If you see someone suffering the above systems try and get them somewhere cool, give them water to drink and send for medical assistance.


Sunbathing to get a tan is a popular activity at this time of year but getting sunburnt can be a painful experience. Often sunburn occurs before we know, only revealing itself after we have been exposed to the sun for too long. It’s important therefore to act before exposure. Ultraviolet rays from the sun damages skin (indicated by a sun tan) and can have short term and long-term effects:

  • Short term effects are obvious and include red, sore, blistering and peeling skin.
  • Longer term effects are much slower to appear and include, ageing of the skin, and an increased risk of developing skin cancer.

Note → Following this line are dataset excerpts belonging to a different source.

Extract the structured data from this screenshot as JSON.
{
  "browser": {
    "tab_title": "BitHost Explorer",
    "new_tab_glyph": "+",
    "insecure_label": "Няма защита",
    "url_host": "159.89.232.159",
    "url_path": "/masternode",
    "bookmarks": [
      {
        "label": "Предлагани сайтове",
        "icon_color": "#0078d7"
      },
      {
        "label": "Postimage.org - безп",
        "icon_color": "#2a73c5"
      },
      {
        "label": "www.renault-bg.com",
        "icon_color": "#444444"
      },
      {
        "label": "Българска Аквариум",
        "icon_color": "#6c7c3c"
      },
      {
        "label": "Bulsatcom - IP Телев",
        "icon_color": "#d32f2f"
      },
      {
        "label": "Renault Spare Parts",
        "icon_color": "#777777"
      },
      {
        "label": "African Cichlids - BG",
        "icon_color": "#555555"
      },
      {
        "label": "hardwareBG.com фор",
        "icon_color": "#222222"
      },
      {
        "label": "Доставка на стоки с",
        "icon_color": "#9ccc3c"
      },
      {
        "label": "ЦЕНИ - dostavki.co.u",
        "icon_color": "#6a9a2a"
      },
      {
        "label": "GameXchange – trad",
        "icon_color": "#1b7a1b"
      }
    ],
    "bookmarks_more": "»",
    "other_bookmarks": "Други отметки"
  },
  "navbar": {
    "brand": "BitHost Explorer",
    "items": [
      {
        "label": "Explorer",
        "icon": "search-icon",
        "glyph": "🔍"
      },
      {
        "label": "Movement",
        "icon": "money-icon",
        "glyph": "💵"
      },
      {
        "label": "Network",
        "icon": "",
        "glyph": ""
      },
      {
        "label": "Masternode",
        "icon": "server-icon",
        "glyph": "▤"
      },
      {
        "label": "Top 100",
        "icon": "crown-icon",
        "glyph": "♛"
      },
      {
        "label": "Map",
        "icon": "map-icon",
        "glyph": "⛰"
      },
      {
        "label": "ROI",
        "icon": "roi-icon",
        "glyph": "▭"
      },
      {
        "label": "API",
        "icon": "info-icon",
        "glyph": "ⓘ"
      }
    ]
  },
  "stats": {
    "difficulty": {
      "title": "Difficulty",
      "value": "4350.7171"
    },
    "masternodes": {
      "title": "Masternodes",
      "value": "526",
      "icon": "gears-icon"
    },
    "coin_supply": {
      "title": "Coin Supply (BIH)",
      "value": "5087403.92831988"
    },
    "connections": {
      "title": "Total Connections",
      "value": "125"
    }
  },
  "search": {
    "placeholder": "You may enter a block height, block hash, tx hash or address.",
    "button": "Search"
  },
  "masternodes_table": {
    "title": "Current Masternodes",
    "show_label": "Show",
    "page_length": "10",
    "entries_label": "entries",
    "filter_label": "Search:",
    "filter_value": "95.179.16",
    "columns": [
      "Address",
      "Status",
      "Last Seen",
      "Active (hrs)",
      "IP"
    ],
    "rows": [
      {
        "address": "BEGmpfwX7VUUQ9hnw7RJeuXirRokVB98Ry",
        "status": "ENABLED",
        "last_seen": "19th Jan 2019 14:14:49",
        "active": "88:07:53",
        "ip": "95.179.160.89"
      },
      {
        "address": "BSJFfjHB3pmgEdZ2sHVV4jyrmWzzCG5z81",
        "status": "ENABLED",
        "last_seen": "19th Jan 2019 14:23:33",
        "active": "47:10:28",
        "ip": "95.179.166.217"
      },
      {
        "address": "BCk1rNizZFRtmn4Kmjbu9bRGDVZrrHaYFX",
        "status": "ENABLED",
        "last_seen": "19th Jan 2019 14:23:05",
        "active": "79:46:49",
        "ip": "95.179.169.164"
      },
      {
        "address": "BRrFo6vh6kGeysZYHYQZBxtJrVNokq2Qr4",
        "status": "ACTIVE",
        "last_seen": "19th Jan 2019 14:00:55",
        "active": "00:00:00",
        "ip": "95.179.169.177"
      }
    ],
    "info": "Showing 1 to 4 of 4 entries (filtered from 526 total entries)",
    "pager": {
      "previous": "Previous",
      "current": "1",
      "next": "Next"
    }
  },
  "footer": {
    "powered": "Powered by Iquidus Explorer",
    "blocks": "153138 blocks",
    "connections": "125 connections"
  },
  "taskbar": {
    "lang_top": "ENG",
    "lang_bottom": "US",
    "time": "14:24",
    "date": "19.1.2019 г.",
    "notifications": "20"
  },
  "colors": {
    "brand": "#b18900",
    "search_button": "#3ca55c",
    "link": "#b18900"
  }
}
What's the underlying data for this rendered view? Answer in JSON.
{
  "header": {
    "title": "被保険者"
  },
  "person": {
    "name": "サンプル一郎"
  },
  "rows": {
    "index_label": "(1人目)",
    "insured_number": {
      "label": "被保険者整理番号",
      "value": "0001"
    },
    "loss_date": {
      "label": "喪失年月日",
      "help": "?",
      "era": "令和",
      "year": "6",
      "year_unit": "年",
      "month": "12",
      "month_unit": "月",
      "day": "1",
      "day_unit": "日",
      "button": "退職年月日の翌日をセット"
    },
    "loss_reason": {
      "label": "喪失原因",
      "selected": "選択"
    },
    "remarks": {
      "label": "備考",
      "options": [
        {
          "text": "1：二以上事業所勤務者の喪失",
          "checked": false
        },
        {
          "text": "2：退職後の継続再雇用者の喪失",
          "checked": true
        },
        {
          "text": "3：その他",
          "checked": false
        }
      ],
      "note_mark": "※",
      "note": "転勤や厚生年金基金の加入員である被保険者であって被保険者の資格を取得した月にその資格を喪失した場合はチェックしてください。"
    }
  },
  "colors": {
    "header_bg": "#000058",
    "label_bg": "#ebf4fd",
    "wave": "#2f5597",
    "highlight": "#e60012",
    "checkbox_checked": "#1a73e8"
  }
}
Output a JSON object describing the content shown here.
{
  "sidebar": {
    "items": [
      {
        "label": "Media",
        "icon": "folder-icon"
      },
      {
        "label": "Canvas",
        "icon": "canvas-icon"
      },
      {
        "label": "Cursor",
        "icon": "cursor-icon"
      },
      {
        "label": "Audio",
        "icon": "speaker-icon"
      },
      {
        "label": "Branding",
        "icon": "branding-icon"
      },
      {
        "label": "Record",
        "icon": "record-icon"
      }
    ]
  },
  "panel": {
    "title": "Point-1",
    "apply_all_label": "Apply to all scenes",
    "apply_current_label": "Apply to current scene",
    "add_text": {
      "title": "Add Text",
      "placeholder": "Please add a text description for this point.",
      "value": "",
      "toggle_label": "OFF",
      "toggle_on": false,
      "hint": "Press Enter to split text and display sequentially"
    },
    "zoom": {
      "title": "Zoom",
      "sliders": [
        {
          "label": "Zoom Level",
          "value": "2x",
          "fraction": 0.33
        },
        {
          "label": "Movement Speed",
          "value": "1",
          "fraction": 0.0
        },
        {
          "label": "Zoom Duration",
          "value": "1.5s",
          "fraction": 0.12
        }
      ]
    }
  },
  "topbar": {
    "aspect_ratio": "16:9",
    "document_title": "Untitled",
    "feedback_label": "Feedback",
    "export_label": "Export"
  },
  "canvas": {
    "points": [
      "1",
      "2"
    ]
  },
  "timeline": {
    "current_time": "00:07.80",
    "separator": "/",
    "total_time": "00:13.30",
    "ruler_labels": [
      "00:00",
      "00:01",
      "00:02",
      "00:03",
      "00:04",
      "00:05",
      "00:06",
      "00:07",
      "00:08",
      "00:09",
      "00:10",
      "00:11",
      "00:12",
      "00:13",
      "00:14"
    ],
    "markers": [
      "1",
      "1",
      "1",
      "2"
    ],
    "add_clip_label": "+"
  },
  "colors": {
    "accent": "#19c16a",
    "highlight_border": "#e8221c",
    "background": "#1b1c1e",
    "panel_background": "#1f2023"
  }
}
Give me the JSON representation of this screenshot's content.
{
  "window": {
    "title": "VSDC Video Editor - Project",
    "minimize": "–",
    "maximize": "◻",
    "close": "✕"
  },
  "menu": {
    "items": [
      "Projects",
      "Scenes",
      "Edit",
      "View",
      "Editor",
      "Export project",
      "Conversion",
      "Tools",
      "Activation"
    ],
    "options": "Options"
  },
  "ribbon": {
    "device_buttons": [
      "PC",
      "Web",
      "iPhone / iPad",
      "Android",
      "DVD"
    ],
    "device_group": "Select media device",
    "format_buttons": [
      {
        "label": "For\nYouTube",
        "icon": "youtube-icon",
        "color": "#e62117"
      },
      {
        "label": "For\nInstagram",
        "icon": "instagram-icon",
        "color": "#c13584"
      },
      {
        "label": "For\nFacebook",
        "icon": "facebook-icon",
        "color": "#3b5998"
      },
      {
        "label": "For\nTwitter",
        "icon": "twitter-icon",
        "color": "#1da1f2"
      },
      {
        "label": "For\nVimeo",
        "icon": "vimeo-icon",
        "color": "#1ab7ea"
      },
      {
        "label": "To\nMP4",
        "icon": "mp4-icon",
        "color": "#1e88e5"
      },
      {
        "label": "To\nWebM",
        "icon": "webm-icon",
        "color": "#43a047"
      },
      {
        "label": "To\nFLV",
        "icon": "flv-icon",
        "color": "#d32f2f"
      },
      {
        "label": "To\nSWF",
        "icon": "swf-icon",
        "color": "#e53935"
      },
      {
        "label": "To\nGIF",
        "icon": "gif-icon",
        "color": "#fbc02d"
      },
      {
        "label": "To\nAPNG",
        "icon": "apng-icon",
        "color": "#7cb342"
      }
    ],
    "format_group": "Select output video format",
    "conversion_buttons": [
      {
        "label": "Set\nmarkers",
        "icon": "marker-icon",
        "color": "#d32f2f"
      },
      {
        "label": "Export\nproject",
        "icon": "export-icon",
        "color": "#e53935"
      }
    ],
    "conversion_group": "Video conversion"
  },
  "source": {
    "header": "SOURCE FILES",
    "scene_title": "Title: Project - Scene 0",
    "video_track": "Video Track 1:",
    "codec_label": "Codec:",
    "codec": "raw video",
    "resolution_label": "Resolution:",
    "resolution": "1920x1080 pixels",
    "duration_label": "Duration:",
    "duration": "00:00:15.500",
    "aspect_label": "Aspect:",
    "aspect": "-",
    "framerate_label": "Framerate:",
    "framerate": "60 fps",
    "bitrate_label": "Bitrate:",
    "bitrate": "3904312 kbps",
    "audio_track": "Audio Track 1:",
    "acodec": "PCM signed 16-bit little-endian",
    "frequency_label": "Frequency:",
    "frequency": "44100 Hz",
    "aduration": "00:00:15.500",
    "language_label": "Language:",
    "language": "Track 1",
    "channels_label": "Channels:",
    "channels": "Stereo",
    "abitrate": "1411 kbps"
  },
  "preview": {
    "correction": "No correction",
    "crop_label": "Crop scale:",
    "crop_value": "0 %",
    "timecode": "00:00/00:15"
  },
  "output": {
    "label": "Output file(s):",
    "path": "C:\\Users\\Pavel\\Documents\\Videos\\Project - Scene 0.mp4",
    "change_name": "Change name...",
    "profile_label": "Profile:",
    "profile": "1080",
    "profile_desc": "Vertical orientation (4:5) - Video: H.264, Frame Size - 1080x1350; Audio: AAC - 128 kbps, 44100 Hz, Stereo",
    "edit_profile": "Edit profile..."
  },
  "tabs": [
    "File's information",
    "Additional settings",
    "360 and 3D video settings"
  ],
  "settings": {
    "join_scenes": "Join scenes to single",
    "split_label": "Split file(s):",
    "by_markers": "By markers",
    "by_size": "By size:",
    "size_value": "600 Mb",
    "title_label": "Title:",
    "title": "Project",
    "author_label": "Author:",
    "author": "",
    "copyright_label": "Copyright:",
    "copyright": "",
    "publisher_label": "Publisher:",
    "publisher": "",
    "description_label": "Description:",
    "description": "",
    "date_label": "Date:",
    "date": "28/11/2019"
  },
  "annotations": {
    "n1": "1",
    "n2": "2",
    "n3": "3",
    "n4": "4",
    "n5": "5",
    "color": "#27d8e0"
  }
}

The best prevention of sunburn is to keep out of the sun, however this is not always easy to do when working outdoors. Advise and encourage employees to:

  • Stay out of the sun where possible – Take breaks in the shade.
  • Keep their top on – wear long sleeved tops and keep legs covered.
  • Wear a wide brimmed hat that will keep the sun off their head and neck.
  • Use high factor sun creams on exposed skin.
  • Provide drinking water and encourage employees to drink frequently to prevent dehydration.
  • Encourage employees to check their skin regularly and seek medical advice if the find anything that itches or bleeding, changing colour, size or shape.